Dans ce chapitre nous passons en revue la littérature qui rend compte du débat sur l’avortement dans la région –principalement par des groupes progressistes et féministes-, et nous reprenons les principales positions, opinions, perceptions et arguments qui ont été avancés au cours des quinze dernières années. Cette partie débute par une rapide description des principaux auteurs et participants au débat. On notera que ce débat surgit avec plus ou moins de force en fonction des événements particuliers des différents pays d’Amérique Latine et des Caraïbes. Citons à titre d’exemples le dépôt d’une plainte à la Cour Constitutionnelle colombienne contre la loi sur l’avortement en 2005, le cas de la mineure Rosa au Nicaragua en 2003, le cas de l’autre mineure Paulina au Mexique en 1998, ou la présentation du Projet de Loi de Défense de la Santé Reproductive en Uruguay en 2003.

Par débat nous entendons un échange d’idées ou d’approches, destiné à démontrer la supériorité ou la véracité d’un argument sur un autre dans le but de parvenir à des accords. En ce sens il est important de préciser que les arguments de la hiérarchie catholique, issus de principes dogmatiques, ne sont en général pas raisonnés. Cependant, étant donné qu’il s’agit de l’idéologie qui s’oppose traditionnellement aux arguments en faveur de l’avortement sans risque, nous les avons inclus comme l’une des voix du débat dans la région. Les arguments en vigueur dans les cercles conservateurs –exprimés par tout type d’acteurs, des organisations de la société civile aux représentants du secteur public comme les fonctionnaires, congressistes ou secteur juridique, personnel de santé, etc.- s’appuient généralement sur des principes ou des valeurs incontestés qui constituent la base des positions de l’Église Catholique officielle. Cette position défend et cherche à imposer avant tout, de façon simpliste, l’égalité entre une personne et le produit de la conception dès le moment de la fécondation de l’ovule. Ainsi, les différentes positions, opinions, perceptions et arguments que reprend la littérature ont soit une base conservatrice succinctement exposée, et à laquelle on consacrera une vue rapide à partir des approches de la hiérarchie de l’Église telles qu’elles sont consignées dans les documents de groupes ou d’auteurs progressistes, soit différents arguments et positions en faveur d’interruptions de grossesse sans risque pour les femmes qui s’y soumettent ; ce chapitre sera en grande partie consacré à ce second groupe.

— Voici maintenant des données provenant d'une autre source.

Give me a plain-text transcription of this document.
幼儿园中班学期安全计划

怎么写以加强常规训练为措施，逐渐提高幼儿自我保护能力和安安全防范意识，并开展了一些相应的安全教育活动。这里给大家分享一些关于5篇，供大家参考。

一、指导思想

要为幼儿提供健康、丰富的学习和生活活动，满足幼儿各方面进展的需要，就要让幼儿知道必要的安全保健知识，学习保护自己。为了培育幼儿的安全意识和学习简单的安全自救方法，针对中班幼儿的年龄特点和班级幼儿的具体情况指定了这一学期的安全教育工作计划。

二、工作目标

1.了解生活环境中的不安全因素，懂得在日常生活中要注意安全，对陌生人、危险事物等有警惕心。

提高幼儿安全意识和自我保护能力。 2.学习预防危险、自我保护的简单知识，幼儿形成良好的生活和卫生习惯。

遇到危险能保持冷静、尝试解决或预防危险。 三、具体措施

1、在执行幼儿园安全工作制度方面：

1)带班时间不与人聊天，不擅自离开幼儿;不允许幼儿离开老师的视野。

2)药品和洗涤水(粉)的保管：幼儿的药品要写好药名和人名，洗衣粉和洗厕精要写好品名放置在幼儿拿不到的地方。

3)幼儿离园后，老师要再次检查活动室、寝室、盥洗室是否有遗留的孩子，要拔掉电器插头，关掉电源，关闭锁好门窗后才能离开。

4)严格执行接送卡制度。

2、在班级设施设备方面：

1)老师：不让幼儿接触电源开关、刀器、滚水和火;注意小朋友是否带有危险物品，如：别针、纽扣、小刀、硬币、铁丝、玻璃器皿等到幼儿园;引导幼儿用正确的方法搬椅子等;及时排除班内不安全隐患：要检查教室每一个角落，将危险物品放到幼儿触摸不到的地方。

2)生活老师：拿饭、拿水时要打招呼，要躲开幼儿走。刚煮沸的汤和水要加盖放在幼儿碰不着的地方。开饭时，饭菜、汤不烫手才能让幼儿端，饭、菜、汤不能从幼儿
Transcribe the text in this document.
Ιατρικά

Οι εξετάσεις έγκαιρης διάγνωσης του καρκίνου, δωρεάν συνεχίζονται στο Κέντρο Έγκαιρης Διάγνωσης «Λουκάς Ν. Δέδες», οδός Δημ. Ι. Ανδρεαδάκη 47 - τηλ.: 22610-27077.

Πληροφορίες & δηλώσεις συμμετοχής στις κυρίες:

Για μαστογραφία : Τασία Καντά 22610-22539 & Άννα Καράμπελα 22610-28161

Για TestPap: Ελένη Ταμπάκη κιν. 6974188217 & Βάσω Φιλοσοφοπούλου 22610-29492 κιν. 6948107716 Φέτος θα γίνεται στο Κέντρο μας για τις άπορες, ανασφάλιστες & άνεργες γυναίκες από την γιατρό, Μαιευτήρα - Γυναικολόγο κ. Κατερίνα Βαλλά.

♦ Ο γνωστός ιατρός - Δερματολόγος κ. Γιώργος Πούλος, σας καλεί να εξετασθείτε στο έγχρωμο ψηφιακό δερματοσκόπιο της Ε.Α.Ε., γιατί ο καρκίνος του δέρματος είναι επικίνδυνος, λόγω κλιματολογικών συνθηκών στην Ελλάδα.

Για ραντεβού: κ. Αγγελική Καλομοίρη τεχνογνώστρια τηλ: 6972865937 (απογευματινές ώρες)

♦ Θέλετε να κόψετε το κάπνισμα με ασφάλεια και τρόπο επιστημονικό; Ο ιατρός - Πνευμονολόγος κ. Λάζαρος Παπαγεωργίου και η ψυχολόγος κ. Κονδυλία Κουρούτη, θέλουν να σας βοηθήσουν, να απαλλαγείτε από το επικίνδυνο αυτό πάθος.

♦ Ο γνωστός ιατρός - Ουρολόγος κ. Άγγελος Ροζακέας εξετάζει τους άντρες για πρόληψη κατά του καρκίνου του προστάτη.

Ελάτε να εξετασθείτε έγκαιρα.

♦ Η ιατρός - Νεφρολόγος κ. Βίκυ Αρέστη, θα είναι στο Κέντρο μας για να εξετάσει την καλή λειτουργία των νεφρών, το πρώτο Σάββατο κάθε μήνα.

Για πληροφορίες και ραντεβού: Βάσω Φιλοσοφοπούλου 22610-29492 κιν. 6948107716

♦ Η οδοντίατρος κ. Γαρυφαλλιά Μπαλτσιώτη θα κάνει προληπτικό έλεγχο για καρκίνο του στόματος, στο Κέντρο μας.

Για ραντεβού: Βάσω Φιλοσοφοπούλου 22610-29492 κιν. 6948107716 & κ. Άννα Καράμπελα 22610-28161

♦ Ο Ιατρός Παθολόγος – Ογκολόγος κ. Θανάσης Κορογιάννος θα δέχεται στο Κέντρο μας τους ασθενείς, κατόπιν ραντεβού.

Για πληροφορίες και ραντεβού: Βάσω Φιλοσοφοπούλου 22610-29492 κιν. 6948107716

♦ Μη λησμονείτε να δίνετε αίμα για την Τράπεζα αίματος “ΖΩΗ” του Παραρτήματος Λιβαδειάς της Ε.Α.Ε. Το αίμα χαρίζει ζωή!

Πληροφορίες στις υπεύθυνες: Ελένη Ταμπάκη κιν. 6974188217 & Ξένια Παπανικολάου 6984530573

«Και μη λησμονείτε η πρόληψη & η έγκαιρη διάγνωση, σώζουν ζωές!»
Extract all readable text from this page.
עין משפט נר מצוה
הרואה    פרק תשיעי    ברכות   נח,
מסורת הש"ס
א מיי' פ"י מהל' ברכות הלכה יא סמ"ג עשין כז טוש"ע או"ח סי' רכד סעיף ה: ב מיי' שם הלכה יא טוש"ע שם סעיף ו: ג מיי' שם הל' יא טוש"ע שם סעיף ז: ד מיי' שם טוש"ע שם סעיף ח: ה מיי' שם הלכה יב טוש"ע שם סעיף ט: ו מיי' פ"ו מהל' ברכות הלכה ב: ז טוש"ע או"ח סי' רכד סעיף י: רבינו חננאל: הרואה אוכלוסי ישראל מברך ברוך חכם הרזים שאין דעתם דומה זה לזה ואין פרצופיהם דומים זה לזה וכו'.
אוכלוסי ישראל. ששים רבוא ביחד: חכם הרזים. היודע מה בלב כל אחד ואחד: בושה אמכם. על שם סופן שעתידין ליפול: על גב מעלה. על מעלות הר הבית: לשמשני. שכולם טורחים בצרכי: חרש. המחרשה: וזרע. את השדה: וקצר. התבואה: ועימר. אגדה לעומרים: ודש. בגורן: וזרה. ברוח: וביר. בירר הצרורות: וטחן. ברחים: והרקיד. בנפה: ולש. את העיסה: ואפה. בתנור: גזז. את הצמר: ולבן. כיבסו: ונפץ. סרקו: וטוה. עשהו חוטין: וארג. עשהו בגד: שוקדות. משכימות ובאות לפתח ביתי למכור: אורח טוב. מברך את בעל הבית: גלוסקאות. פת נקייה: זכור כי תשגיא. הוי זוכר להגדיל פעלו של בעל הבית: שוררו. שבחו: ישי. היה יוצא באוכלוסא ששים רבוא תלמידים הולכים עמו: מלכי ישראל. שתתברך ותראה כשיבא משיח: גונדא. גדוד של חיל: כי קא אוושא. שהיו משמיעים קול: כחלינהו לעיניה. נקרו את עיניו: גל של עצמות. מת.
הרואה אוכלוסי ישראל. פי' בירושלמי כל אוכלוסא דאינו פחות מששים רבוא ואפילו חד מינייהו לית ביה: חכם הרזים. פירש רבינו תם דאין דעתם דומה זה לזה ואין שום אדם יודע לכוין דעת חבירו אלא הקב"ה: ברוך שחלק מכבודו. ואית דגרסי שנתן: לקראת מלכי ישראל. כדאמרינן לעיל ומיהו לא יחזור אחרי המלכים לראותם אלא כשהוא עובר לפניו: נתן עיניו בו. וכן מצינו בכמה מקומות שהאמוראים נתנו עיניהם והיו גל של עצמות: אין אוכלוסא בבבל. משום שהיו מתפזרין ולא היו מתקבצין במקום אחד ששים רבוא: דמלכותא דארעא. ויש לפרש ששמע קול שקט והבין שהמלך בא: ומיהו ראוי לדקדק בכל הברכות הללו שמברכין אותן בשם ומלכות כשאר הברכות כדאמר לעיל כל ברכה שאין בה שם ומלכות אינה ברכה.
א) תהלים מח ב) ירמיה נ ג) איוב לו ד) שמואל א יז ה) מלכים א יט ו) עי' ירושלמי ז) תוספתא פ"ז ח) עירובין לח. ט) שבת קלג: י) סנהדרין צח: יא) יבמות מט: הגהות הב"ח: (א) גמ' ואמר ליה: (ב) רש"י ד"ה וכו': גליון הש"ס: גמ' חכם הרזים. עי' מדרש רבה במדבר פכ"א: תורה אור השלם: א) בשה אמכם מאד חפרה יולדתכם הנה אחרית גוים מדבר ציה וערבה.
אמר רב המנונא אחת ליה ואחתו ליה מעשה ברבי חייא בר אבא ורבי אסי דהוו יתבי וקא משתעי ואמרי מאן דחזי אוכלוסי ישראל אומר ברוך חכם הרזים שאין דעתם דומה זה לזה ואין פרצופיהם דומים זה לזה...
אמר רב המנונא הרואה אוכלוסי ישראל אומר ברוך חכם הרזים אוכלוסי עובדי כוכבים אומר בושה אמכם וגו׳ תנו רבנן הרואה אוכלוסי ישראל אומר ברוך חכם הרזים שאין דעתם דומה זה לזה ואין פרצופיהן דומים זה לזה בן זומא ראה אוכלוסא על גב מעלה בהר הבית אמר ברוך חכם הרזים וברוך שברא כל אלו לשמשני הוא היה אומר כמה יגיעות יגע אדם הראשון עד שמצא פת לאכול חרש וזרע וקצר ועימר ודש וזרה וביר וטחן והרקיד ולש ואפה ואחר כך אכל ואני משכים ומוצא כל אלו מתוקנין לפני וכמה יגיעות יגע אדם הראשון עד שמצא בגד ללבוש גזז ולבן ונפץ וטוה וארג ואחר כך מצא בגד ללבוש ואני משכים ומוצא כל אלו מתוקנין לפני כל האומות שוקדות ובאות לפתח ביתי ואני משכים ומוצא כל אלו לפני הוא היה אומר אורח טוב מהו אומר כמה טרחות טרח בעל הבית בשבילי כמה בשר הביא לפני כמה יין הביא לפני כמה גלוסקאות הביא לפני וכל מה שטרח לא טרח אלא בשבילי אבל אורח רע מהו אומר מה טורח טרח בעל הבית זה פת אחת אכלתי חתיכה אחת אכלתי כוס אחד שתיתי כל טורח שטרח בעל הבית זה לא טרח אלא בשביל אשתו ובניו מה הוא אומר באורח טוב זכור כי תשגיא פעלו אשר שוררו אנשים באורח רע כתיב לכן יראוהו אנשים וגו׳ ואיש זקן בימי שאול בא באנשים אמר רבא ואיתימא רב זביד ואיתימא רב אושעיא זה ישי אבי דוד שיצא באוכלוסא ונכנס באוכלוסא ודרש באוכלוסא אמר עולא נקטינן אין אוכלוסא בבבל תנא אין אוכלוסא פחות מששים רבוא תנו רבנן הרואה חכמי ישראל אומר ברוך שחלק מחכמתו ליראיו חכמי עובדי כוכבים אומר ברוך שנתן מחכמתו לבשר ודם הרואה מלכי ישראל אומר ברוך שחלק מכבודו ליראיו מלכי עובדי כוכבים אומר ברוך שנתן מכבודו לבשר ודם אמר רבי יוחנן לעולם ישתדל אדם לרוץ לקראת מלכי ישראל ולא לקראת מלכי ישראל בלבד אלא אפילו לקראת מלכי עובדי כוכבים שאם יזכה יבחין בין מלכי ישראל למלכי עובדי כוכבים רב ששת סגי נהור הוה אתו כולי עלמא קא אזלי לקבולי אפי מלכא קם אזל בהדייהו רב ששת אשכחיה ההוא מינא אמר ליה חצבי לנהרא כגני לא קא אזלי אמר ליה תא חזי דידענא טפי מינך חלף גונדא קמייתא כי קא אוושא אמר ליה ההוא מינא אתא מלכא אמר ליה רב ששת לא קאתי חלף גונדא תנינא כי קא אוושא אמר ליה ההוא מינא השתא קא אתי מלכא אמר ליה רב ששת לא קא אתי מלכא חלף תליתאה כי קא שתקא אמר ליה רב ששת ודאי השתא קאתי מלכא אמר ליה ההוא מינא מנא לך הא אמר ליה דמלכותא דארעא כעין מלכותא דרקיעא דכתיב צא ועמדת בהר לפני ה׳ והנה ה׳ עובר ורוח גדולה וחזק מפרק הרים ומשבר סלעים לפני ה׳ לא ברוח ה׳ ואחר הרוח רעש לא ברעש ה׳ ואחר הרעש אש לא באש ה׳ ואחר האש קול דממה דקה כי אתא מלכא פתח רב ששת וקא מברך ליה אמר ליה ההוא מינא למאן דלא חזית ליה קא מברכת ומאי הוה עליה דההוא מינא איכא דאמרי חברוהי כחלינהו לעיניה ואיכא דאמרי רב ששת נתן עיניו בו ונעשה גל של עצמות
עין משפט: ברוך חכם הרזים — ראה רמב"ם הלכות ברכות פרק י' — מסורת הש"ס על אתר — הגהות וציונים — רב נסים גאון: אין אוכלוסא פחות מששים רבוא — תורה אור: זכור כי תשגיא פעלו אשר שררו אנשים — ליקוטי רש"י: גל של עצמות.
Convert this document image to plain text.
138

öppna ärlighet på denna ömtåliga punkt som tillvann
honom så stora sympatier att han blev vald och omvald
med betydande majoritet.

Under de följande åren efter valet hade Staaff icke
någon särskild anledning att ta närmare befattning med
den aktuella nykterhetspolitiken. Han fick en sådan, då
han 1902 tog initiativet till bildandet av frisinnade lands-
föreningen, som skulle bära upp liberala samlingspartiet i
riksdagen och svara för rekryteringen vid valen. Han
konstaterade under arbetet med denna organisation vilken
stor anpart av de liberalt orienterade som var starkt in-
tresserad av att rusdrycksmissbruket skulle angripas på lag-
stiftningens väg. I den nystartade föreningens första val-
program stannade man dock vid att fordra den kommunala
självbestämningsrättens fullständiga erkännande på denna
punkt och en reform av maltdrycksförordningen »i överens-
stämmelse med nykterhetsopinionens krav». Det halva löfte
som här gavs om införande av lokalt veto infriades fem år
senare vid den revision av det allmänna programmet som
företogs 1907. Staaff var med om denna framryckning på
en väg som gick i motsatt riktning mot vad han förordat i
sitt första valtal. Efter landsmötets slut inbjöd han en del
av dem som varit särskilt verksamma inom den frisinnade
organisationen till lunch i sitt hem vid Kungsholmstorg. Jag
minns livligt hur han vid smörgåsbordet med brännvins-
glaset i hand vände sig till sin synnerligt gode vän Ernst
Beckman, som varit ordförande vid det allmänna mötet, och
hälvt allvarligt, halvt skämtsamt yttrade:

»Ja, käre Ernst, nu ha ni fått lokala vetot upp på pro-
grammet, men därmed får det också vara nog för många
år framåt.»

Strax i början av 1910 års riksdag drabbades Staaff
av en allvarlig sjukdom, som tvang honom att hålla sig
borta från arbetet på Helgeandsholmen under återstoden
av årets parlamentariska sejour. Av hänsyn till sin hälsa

La littérature sur les enquêtes et sondages, que ce soit auprès du personnel médical ou d’autres secteurs de la population des différents pays, reflète les perceptions et les attitudes de ces secteurs face à l’avortement, ainsi que les conditions dans lesquelles sa pratique est considérée comme possible. Elle reflète aussi la connaissance qu’ont ces secteurs du statut légal de l’avortement et la représentation imaginaire qu’ils en ont. Nous incluons ces enquêtes autant parce qu’elles traduisent dans une certaine mesure les changements de l’opinion publique sur le thème et donc son effet possible sur les conséquences des débats, que parce que leurs résultats peuvent se traduire en approches favorables à l’amélioration des conditions d’accès des femmes à un avortement sans risque.

Deux discussions closent ce chapitre: d’une part quelles ont été les conséquences des débats dans les domaines législatifs et de services d’avortement légal lorsqu’ils existent, et d’autre part une sous-partie en guise de conclusion. Cette sous-partie rend compte des transformations dans les termes des arguments en faveur de l’avortement sans risque. Quelques recommandations et possibles voies à suivre issues de la littérature sont également consignées.